Question: Do I need to seal it?
If so, with what?
Can I use acrylic spray paint?


----------



## ken31cay (Oct 9, 2018)

I'm sure it'll eventually break down unless you can preserve it. Pond Armor (100% aquarium safe) should work as long as you get a good coat over the whole thing. I used Pond Armor on my 450gal center piece Casuarina tree root section as it is a unique beautiful piece. One of the best things I ever did.


----------



## johnnymax (May 22, 2019)

ken31cay said:


> I used Pond Armor on my 450gal center piece Casuarina tree root section as it is a unique beautiful piece. One of the best things I ever did.

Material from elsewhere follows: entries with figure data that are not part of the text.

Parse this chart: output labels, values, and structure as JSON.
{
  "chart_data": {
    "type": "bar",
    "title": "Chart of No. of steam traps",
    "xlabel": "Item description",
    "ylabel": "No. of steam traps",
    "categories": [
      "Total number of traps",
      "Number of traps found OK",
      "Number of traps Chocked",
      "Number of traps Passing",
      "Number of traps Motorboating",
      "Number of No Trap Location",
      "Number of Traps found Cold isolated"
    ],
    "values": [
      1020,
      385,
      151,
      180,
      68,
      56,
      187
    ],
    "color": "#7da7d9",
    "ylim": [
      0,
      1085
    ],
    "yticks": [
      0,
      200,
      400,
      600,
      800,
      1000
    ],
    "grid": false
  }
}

Do you have a picture of it on here?


----------



## ken31cay (Oct 9, 2018)

I put some pics in the below thread. I also tried uploading one of the pics again below.

https://www.cichlid-forum.com/phpBB/vie ... start=2880


----------



## johnnymax (May 22, 2019)

WOW! That does look good!
I have been looking for wood to put in my aquarium, but so far nothing that looks cool like that.


----------